Here are two options off hand for you to capture the other parts of the file that you want to store in your secret:

  1. use tar zf <file> to create an archive of the secret file, and use that as your secret value. A tar includes the file metadata, so when you retrieve the secret and untar it, you’ll have the original file with the same name and permissions.
  2. store the metadata as annotations on the secret resource, with only the contents in the value of the secret. If the metadata is not secret, this is a good option, because it allows you to fetch and search for resources by their metadata using the Conjur API. If the metadata is secret then it obviously should not be searchable and you should look more at the other option.
1 Like

@ryan Using Postman I was able to add a .tar file as a secret. However when I try to retrieve it I am not getting the tar file. Postman response is unreadable. I would appreciate if you could show examples on how to do this.

@ryan Would really appreciate your response as I am trying to solve a use case.

Hey again @sjohnkennedy I did make an attempt to provide an example today but got stuck, maybe somebody can spot something funky I’m doing.

Here’s a repo with the code & data I used, based on the Conjur quickstart.
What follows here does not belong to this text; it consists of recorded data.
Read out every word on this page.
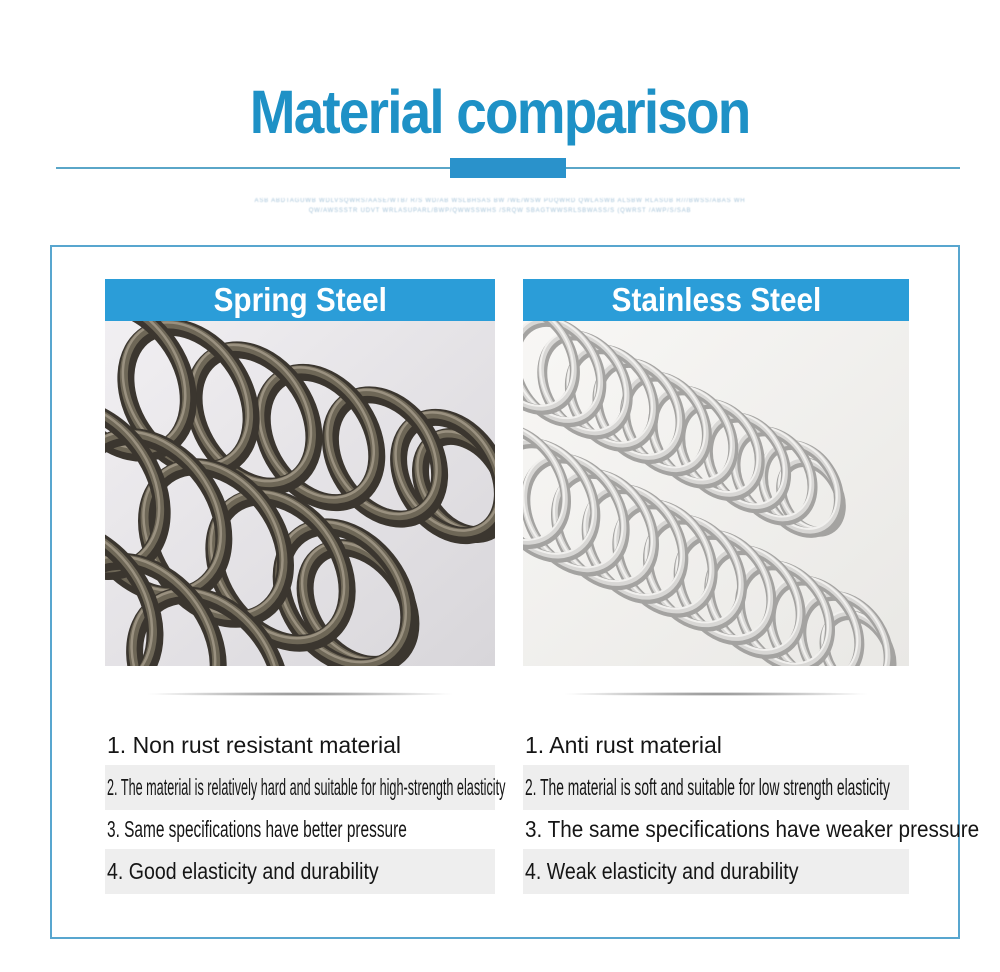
Material comparison
ASB ABDTAGUWB WDLVSQWRS/AASE/WTB/ R/S WD/AB WSLBHSAS BW /WE/WSW PUQWRD QWLASWB ALSBW RLASUB R///BWSS/ABAS WH
QW/AWSSSTR UDVT WRLASUPARL/BWP/QWWSSWHS /SRQW SBAGTWWSRLSBWASS/S (QWRST /AWP/S/SAB
Spring Steel
1. Non rust resistant material
2. The material is relatively hard and suitable for high-strength elasticity
3. Same specifications have better pressure
4. Good elasticity and durability
Stainless Steel
1. Anti rust material
2. The material is soft and suitable for low strength elasticity
3. The same specifications have weaker pressure
4. Weak elasticity and durability
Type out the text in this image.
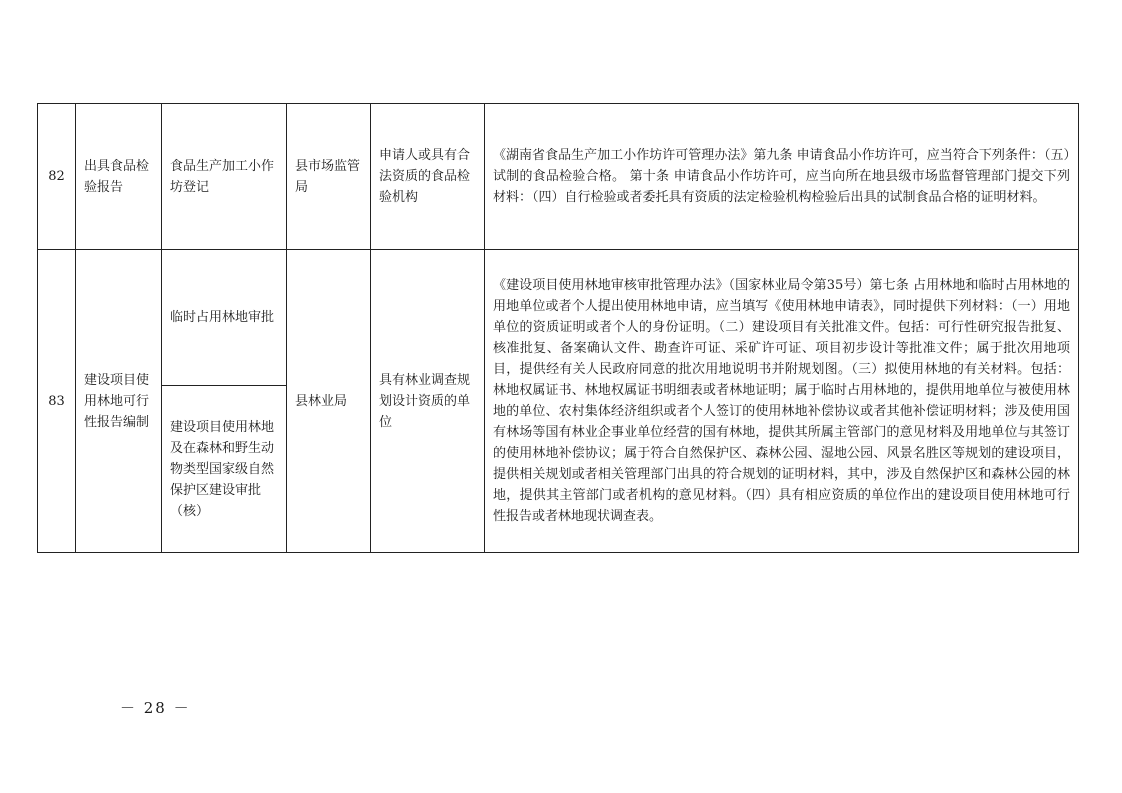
82	出具食品检验报告	食品生产加工小作坊登记	县市场监管局	申请人或具有合法资质的食品检验机构	《湖南省食品生产加工小作坊许可管理办法》第九条 申请食品小作坊许可，应当符合下列条件：（五）试制的食品检验合格。 第十条 申请食品小作坊许可，应当向所在地县级市场监督管理部门提交下列材料：（四）自行检验或者委托具有资质的法定检验机构检验后出具的试制食品合格的证明材料。
83	建设项目使用林地可行性报告编制	临时占用林地审批	县林业局	具有林业调查规划设计资质的单位	《建设项目使用林地审核审批管理办法》（国家林业局令第35号）第七条 占用林地和临时占用林地的用地单位或者个人提出使用林地申请，应当填写《使用林地申请表》，同时提供下列材料：（一）用地单位的资质证明或者个人的身份证明。（二）建设项目有关批准文件。包括：可行性研究报告批复、核准批复、备案确认文件、勘查许可证、采矿许可证、项目初步设计等批准文件；属于批次用地项目，提供经有关人民政府同意的批次用地说明书并附规划图。（三）拟使用林地的有关材料。包括：林地权属证书、林地权属证书明细表或者林地证明；属于临时占用林地的，提供用地单位与被使用林地的单位、农村集体经济组织或者个人签订的使用林地补偿协议或者其他补偿证明材料；涉及使用国有林场等国有林业企事业单位经营的国有林地，提供其所属主管部门的意见材料及用地单位与其签订的使用林地补偿协议；属于符合自然保护区、森林公园、湿地公园、风景名胜区等规划的建设项目，提供相关规划或者相关管理部门出具的符合规划的证明材料，其中，涉及自然保护区和森林公园的林地，提供其主管部门或者机构的意见材料。（四）具有相应资质的单位作出的建设项目使用林地可行性报告或者林地现状调查表。
		建设项目使用林地及在森林和野生动物类型国家级自然保护区建设审批（核）			
－ 28 －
The readme has instructions showing what I did, how far I got and where it went off the rails.

Hope this helps! If not, I may take a crack at it again another day and see if I get further. I haven’t dived into the API calls yet etc to track down where the issue comes from. Not sure yet whether I’m doing something boneheaded or if I’m triggering a bug somewhere or what.

@ryan I am using DAP 11.4 and I am not sure if that changes anything. I already have a support ticket opened for this.
I am tagging @jody.hunt as he is aware of support ticket I am trying to get assistance.
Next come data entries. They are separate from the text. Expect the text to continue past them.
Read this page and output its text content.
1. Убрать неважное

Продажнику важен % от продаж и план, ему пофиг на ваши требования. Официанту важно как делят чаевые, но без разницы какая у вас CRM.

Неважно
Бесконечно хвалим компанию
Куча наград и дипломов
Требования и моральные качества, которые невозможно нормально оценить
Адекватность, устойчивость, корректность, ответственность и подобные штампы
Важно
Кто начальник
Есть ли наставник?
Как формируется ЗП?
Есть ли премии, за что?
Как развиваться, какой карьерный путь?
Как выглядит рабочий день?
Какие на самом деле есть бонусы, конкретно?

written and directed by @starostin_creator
To add the contents of the .bashrc file to a variable named mybashrc:

conjur variable values add mybashrc "$(cat ~/.bashrc)"
Value added

binary files should be gzipped and base64 encoded w/o line feeds before adding:

/# conjur variable values add mylscmd "$(gzip -c /bin/ls | base64 --wrap=0)"

reverse the process on retrieval:

/# conjur variable value mylscmd | base64 -d | gunzip -c > foo
/# chmod +x foo
/# foo
bin  boot  dev	etc  foo  home	lib  lib64  media  mnt	opt  proc  root  run  sbin  srv  sys  tmp  usr	var

For what it’s worth @jody.hunt that’s contradicted in the Conjur docs and tests, both of which state explicitly that a variable accepts binary data. Are the docs & tests both out of date or is there perhaps something we should look into more?
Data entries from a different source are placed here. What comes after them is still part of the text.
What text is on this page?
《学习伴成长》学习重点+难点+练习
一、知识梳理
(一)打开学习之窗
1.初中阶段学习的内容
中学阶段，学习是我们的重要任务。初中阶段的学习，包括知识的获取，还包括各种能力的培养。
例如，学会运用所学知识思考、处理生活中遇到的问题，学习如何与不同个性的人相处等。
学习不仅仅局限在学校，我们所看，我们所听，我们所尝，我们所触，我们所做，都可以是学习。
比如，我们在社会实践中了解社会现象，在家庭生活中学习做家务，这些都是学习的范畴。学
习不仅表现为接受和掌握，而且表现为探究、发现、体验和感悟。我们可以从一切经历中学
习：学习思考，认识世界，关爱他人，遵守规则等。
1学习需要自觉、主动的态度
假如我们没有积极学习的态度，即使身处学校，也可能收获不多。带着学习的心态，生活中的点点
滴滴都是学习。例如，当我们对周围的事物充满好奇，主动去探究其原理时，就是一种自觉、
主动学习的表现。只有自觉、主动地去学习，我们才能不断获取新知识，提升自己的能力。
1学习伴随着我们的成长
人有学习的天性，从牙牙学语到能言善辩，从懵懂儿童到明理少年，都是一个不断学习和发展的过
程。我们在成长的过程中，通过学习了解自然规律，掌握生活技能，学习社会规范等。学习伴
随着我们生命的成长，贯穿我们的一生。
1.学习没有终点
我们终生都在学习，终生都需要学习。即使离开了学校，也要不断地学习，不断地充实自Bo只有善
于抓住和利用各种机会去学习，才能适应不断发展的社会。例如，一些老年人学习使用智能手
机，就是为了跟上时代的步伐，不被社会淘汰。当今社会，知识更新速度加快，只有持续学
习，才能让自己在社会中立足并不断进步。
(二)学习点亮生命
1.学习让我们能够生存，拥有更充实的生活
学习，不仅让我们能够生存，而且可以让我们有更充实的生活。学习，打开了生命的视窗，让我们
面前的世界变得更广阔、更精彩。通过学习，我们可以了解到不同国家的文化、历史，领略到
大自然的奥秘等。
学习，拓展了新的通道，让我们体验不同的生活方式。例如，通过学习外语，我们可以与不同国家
@jody.hunt @ryan Thank you for looking into this. We are literally converting the file into stream of characters when we are using gzip and encoding it and technically we are not storing files as such. I would really appreciate if we could get some confirmation on how this needs to be handled as early as possible!

@sjohnkennedy In general, we don’t recommend storing files as secrets, but if you must, they need to be as small as possible since they will be replicated to standbys and followers when they start up. White space and non-printable control characters complicate retrieval, so converting files to the smallest possible, all-printable-character representation (as this solution does) is really the only solution I can recommend.

We are aware in this example how we created the secret and are able to reverse the process when we retrieve the secret. if we need to do i this scalable fashion the secret itself should have some details how it can be put back in its original state so it can be consumed. Where can we put this metadata about the secret? If we need to use annotations for it, how could that be done for secrets syncing from CyberArk Vault.

To answer the part about secrets being synchronized from EPV to DAP for this use case, you can enable Server File Categories other than username and password to be synchronized from EPV to DAP. I would recommend creating a new “property” on the platform and add your own “annotations” for sync to DAP.

Or you could use an account naming convention like filename-gzb64. That way you’d know how to unpack the file and you could restore it to its original name.

Thanks Joe. I would have enable syncing all properties to from Cyberark to Conjur which would limit the number of the accounts that I can sync using a single LOB account. I will try both the options and see which one fits better.